When uninsured Connecticut residents fall sick on holiday in California and get free emergency room services, California taxpayers, California hospitals and California insurance policyholders foot the bill. This is an interstate issue, and Congress has power to regulate it....Sandefur complains,
There is nothing improper in the means that Obamacare deploys. Laws may properly regulate both actions and inactions, and in any event, Obamacare does not regulate pure inaction. It regulates freeloading. Breathing is an action, and so is going to an emergency room on taxpayers' nickel when you have trouble breathing.
Nor is Amar’s reference to emergency rooms relevant. Obamacare has nothing whatsoever to do with this. Emergency room free-riding is a problem,* but emergency rooms are paid for by tax dollars.That, of course, is not accurate. While tax dollars may pay for part of that care, another part is passed on to paying patients (and their insurance companies) and another part goes unpaid or is classified as "charity care". If hospitals and doctors were fully funded under EMTALA, we wouldn't see hospitals close their emergency departments or choose not to open one for fear of being stuck with the cost of treating uninsured patients. Why would EMTALA, with its harsh penalties and potential for massive civil liability, be required if hospitals and doctors were fully compensated? And overloaded emergency rooms are in what one doctor calls "the fog of war", utilizing costly tests to make up for their lack of patient histories and lack of time to make detailed physical examinations and diagnoses.
Sandefur updated his post with an argument that suggests that we could overcome the problem of free riding at emergency rooms, if only we repeal EMTALA:
Emergency room free-riding is a problem that, like the Obamacare free-rider problem, is caused by federal law, which forces emergency rooms to treat all comers without regard to their ability to pay.
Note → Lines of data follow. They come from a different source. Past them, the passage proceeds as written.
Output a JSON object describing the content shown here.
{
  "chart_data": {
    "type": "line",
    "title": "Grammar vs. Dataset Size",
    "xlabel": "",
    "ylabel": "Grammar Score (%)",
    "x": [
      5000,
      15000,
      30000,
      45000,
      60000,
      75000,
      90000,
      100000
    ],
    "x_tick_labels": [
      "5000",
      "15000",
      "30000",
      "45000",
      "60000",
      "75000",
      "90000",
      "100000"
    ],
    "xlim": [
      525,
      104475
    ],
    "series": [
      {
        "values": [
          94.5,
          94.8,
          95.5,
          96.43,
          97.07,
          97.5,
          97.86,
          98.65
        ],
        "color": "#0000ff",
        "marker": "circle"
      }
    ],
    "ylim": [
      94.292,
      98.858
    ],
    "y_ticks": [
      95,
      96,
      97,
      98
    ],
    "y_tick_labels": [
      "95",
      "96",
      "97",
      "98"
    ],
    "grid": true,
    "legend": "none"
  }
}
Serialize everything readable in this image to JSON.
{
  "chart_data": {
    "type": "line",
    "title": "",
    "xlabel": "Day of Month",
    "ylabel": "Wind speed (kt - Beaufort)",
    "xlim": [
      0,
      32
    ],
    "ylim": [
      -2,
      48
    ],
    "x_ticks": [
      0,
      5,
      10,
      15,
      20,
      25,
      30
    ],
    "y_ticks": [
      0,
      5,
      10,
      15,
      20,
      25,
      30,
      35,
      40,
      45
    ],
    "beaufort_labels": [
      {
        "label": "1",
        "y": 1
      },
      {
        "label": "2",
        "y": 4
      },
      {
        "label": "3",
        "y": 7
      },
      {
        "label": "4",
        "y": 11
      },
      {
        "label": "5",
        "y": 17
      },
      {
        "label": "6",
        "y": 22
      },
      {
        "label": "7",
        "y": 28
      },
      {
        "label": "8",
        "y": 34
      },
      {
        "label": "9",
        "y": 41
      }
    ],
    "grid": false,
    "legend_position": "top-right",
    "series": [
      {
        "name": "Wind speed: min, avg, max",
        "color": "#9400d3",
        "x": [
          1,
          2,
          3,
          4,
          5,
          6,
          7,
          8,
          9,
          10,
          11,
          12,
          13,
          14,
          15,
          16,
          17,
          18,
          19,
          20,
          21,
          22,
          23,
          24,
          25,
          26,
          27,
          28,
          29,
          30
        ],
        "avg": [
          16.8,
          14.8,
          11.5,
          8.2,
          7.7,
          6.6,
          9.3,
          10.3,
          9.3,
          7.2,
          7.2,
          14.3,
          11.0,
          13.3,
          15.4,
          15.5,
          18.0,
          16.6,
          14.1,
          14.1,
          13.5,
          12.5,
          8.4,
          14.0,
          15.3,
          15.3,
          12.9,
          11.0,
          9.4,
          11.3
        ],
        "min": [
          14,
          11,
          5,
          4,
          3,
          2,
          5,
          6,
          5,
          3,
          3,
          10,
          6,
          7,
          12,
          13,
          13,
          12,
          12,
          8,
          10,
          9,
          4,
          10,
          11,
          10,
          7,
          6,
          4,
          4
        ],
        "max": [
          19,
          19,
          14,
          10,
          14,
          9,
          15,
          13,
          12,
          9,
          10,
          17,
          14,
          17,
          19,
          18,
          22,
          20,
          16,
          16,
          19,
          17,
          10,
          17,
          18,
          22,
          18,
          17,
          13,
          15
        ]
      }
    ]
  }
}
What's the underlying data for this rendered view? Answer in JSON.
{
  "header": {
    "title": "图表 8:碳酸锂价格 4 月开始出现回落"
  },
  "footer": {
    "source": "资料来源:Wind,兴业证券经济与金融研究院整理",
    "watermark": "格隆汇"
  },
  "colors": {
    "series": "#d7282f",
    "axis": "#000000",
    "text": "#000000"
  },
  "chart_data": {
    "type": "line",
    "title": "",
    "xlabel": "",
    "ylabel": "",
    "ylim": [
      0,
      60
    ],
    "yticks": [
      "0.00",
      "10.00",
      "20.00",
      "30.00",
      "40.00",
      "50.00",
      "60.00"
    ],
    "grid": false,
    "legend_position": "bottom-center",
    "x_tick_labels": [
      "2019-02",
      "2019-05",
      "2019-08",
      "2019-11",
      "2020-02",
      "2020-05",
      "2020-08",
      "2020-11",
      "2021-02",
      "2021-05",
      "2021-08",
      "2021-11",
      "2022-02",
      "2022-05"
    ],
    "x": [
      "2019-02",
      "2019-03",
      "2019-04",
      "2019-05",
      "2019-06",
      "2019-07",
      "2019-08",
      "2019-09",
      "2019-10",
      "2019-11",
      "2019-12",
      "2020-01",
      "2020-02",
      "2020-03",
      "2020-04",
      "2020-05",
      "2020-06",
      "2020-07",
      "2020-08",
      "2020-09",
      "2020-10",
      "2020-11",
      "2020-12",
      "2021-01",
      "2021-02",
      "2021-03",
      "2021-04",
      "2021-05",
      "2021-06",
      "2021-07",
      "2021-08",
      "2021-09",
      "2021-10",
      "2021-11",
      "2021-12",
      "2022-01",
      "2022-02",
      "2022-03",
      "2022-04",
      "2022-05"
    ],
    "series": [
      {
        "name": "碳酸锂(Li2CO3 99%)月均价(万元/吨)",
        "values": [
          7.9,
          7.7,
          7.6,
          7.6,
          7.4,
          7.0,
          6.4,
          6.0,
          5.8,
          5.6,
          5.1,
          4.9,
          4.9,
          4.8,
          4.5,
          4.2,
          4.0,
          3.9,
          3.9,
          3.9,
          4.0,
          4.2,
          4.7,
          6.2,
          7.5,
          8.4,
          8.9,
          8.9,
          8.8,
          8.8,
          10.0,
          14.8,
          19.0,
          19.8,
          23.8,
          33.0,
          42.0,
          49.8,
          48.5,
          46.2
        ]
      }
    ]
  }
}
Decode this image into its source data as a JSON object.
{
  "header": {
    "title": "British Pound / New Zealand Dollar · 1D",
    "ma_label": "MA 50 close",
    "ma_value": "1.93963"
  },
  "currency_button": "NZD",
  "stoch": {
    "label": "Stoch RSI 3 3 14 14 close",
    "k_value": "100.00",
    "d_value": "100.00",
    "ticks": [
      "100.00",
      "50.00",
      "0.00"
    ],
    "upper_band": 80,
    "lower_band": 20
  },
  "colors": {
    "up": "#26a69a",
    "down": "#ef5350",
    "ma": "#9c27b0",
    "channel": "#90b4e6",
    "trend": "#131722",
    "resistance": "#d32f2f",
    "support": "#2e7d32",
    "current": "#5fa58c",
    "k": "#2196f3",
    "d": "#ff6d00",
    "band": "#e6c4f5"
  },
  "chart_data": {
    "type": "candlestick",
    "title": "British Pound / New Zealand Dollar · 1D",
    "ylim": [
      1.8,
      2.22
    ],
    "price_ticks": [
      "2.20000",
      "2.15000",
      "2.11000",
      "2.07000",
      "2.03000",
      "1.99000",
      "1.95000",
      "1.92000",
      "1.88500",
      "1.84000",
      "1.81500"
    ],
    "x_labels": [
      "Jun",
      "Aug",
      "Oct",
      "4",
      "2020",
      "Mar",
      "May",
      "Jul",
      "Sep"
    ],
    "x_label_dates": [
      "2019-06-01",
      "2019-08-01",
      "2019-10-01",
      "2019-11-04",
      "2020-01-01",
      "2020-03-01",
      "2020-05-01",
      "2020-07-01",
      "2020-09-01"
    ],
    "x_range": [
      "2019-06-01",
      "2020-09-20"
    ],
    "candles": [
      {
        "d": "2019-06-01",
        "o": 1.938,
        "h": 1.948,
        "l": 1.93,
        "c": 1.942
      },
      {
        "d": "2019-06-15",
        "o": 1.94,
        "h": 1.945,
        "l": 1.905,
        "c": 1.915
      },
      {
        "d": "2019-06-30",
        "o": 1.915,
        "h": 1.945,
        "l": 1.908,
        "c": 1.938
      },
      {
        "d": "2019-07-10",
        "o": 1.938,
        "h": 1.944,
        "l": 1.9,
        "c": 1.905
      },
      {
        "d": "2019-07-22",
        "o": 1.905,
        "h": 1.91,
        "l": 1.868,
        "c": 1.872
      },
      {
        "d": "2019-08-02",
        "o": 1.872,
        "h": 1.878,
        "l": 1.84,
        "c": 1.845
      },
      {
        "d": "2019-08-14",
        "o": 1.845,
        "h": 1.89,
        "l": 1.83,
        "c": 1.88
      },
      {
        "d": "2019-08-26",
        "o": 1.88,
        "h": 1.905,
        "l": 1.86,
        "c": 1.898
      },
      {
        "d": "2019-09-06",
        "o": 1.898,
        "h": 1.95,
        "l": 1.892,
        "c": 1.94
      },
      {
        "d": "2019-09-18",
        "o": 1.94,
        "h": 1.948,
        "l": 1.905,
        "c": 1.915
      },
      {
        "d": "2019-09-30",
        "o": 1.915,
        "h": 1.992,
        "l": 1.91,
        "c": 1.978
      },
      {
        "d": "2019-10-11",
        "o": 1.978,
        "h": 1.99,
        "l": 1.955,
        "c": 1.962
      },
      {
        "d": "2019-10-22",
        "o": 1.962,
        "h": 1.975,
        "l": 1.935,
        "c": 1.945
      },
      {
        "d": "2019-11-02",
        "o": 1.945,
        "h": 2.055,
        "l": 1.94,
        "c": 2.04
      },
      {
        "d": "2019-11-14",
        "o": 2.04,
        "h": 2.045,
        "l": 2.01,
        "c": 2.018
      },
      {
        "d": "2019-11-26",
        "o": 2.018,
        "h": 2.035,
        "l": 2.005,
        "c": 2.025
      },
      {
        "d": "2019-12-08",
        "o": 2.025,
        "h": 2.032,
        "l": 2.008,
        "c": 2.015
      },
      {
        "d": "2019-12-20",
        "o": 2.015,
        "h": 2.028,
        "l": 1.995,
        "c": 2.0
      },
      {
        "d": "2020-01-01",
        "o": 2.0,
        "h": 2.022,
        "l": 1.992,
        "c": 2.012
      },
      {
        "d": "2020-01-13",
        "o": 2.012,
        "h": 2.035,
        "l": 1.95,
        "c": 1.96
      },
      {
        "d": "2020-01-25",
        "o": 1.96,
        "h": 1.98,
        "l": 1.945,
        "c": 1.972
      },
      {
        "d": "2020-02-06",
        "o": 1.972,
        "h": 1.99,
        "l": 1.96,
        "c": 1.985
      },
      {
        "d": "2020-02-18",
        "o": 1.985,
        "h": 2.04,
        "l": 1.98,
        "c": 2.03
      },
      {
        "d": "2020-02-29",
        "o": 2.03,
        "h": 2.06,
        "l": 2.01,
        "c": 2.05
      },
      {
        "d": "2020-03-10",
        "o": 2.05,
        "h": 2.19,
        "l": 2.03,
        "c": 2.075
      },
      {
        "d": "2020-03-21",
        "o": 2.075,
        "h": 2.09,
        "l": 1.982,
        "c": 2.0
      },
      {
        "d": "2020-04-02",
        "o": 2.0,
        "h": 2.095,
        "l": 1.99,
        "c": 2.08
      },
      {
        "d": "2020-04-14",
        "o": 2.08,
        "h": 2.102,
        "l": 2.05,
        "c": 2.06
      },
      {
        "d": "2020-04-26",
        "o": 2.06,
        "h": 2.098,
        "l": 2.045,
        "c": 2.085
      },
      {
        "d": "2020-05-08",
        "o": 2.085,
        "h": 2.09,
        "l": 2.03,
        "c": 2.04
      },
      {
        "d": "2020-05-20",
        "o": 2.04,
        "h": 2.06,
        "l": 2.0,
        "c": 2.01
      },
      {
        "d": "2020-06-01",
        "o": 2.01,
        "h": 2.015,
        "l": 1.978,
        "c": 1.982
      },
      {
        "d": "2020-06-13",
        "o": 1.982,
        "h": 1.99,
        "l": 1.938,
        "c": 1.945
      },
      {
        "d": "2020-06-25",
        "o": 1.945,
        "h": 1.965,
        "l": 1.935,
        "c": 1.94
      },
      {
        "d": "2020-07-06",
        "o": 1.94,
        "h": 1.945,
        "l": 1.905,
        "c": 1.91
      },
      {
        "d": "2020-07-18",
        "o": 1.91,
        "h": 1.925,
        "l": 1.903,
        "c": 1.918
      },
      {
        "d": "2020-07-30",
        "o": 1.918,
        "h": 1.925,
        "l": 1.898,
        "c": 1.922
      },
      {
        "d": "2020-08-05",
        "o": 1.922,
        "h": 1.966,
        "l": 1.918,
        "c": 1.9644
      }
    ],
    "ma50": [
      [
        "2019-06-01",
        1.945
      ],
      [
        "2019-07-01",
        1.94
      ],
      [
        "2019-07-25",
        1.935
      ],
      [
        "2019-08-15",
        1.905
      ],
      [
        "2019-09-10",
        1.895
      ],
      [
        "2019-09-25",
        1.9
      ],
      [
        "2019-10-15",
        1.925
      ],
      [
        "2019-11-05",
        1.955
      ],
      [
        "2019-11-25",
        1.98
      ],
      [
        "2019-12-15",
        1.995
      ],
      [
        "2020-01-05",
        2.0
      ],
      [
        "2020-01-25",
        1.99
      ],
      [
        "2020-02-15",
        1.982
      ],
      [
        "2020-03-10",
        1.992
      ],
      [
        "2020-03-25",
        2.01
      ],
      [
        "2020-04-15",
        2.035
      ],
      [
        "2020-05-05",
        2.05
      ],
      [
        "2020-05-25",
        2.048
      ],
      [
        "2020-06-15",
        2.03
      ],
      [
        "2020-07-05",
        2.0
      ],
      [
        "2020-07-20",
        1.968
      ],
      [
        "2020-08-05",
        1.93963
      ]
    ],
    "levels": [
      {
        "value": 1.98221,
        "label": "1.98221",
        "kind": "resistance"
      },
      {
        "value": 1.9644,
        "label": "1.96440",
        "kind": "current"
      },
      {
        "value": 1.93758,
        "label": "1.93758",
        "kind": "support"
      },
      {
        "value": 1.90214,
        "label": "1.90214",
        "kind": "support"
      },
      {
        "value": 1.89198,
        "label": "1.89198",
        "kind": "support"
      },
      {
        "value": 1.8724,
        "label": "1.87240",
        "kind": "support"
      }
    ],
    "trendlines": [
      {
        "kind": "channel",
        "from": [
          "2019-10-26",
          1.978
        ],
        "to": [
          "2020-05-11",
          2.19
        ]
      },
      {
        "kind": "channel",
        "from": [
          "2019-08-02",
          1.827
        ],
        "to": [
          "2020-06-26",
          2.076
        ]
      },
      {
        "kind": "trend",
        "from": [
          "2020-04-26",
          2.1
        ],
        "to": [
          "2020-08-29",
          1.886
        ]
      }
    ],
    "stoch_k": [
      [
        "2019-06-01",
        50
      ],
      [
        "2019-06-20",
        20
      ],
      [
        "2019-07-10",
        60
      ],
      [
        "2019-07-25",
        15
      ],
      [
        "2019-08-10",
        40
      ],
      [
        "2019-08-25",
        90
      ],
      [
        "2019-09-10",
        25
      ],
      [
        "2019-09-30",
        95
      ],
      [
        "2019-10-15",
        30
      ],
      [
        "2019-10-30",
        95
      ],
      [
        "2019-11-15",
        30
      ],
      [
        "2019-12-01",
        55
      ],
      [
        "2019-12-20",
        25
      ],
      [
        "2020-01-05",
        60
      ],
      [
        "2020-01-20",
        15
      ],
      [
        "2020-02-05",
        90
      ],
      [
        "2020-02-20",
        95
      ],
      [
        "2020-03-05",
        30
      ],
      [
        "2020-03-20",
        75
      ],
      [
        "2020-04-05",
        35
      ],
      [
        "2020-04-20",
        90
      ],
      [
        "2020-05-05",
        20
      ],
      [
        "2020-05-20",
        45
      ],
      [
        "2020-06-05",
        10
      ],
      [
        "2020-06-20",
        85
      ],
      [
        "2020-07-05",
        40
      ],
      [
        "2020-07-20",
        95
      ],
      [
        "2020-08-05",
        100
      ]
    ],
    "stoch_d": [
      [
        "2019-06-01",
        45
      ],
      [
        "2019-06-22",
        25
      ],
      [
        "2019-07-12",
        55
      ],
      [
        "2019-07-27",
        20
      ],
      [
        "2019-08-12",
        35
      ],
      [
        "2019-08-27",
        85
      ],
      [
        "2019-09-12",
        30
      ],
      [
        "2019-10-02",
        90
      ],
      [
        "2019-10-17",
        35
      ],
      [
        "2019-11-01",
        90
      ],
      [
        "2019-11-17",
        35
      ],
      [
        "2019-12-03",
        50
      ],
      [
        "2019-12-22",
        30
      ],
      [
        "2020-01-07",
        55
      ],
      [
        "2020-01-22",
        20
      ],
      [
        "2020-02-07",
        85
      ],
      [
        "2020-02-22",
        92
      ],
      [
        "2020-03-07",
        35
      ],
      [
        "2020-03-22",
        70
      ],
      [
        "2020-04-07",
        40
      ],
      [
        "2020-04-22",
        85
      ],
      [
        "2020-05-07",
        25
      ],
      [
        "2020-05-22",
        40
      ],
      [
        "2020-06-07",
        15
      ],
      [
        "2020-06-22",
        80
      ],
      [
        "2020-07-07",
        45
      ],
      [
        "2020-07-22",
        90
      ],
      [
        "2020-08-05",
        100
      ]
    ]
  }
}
But unlike with Obamacare, the emergency room free-rider problem is addressed by funding emergency rooms with tax dollars, not by any compelled purchases.As previously stated, emergency rooms and doctors do not receive full compensation for care provided under EMTALA. Beyond that the argument that the problem lies not with the uninsured, but with a mandate that emergency rooms treat the uninsured, is a fair one for a libertarian to make. But let's be honest - EMTALA is not going to be repealed. There's not a whisper of movement in the Republican Party toward its repeal and the "good old days" when a pregnant woman or heart attack victim could die in an ambulance looking for a hospital that would open its doors to an uninsured patient. And for all the talk about mandates and penalties, as I've previously suggested, the severe penalties that can be imposed against an on-call E.R. physician who declines to treat an uninsured patient under EMTALA look like the individual mandate on steroids.
Sandefur's addendum then drifts away from EMTALA, concluding,
As Charles Lane observed a few days ago, “Single-payer -- and any reduction in liberty it might entail -- would be clearly authorized under Congress’s power to raise revenue and spend it on the general welfare (Article 1, Sec. 8).... [T]he threat to liberty, if any, comes not so much from the individual mandate itself, but from the other things Congress might do if it gets away with claiming authority for this measure under the commerce clause.”The slippery slope. The same argument, of course, applies to Congress's power to regulate what Sandefur would concede to be economic activity - we've been having that debate since Wickard v Filburn. Also, that's a policy argument, not one premised upon legal precedent or the language of the Constitution.